If you would prefer to speak to someone confidentially, Georgetown has a number of fully confidential professional resources that can provide support and assistance. These resources include:
- Health Education Services for Sexual Assault Response and Prevention: confidential email sarp@georgetown.edu
- Counseling and Psychiatric Services (CAPS): 202.687.6985 or after hours, call (833) 960-3006 to reach Fonemed, a telehealth service; individuals may ask for the on-call CAPS clinician
Title IX Sexual Misconduct Statement Please know that as faculty members, we are committed to supporting survivors of sexual misconduct, including relationship violence and sexual assault.
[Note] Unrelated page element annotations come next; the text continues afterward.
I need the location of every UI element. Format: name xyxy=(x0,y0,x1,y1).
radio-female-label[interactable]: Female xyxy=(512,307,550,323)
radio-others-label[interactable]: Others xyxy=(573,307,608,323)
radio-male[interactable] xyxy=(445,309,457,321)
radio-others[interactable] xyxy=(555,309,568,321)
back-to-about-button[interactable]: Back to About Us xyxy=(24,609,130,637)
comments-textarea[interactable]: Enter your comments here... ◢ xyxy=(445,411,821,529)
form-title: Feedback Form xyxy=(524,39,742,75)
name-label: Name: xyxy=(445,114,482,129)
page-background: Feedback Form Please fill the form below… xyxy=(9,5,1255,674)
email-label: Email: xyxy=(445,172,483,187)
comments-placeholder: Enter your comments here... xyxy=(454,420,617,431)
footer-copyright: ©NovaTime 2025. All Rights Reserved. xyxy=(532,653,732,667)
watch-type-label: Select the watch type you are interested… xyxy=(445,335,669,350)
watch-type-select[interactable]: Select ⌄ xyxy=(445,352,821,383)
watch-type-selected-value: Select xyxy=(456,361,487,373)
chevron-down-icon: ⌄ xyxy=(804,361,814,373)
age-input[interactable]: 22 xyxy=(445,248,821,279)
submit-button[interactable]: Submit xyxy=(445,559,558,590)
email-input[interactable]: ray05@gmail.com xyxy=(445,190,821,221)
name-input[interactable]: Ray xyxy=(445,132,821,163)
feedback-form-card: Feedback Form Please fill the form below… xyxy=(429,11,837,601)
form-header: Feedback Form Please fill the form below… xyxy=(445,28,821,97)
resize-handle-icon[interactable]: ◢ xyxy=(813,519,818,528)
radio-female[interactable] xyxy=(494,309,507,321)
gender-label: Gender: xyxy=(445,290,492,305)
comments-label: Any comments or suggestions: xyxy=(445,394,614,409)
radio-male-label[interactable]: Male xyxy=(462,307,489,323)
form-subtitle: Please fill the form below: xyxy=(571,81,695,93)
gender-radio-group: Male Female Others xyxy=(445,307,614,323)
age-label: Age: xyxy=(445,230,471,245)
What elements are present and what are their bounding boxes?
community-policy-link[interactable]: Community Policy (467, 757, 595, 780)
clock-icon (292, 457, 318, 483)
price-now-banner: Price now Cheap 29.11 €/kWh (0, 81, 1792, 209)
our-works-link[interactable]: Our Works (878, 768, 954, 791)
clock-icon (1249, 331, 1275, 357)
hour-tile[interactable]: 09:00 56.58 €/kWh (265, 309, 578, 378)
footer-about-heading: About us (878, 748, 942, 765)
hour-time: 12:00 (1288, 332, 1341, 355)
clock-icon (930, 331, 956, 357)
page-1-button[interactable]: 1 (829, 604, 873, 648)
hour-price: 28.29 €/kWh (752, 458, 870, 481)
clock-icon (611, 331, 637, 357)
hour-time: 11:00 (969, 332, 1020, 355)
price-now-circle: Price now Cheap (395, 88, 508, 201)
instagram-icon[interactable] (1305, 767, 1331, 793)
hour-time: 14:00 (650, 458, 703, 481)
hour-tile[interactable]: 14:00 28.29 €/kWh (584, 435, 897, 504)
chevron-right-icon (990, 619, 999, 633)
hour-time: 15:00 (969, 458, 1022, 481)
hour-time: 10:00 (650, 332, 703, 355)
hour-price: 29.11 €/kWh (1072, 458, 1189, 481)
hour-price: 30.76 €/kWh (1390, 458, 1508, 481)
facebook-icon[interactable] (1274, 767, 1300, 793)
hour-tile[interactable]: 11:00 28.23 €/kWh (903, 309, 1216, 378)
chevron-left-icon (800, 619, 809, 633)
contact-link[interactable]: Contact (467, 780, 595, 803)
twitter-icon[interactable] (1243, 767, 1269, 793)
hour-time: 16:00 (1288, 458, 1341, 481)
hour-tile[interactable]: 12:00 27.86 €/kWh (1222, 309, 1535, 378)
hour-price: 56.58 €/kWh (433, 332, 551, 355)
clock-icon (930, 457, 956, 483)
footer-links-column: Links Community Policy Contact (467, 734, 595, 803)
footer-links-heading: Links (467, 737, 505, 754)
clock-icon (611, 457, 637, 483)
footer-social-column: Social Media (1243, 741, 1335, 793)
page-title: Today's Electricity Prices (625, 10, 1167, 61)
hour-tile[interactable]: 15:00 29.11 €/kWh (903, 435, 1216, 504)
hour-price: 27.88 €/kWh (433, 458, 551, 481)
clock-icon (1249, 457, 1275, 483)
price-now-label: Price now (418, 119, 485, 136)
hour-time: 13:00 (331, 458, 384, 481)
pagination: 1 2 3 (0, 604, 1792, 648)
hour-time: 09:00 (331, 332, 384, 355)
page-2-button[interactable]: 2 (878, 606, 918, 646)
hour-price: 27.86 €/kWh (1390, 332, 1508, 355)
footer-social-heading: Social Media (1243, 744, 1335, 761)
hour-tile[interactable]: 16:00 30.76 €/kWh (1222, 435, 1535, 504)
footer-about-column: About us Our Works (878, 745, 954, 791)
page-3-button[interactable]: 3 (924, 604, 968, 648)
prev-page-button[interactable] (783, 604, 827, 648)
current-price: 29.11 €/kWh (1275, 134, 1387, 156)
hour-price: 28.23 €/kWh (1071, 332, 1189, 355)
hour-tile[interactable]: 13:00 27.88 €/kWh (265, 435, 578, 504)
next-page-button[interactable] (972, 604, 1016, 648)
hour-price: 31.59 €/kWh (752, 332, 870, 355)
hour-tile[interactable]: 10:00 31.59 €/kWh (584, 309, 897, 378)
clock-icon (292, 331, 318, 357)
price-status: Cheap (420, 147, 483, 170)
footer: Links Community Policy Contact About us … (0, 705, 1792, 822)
However, university policy also requires us to report any disclosures about sexual misconduct to the Title IX Coordinator, whose role is to coordinate the University’s response to sexual misconduct.
Georgetown has a number of fully confidential professional resources who can provide support and assistance to survivors of sexual assault and other forms of sexual misconduct. These resources include:
- Getting Help
- Jen Schweer, MA, LPC
Associate Director of Health Education Services for Sexual Assault Response and Prevention (202) 687-032
jls242@georgetown.edu - Erica Shirley, Trauma Specialist
Counseling and Psychiatric Services (CAPS)
(202) 687-6985
els54@georgetown.edu
Threat Assessment
Georgetown University established its Threat Assessment program as part of an extensive emergency planning initiative. The program at Georgetown has been developed and implemented to meet current best practices and national standards for hazard planning in higher education institutions and workplace violence prevention.
Special Accommodations
If you believe that you have a disability that will affect your performance in this class, don’t hesitate to get in touch with the Academic Resource Center for further information. The center is located in the Leavey Center, Suite 335. The Academic Resource Center is the campus office responsible for reviewing documentation provided by students with disabilities and determining reasonable accommodations according to the Americans with Disabilities Act (ADA) and University policies.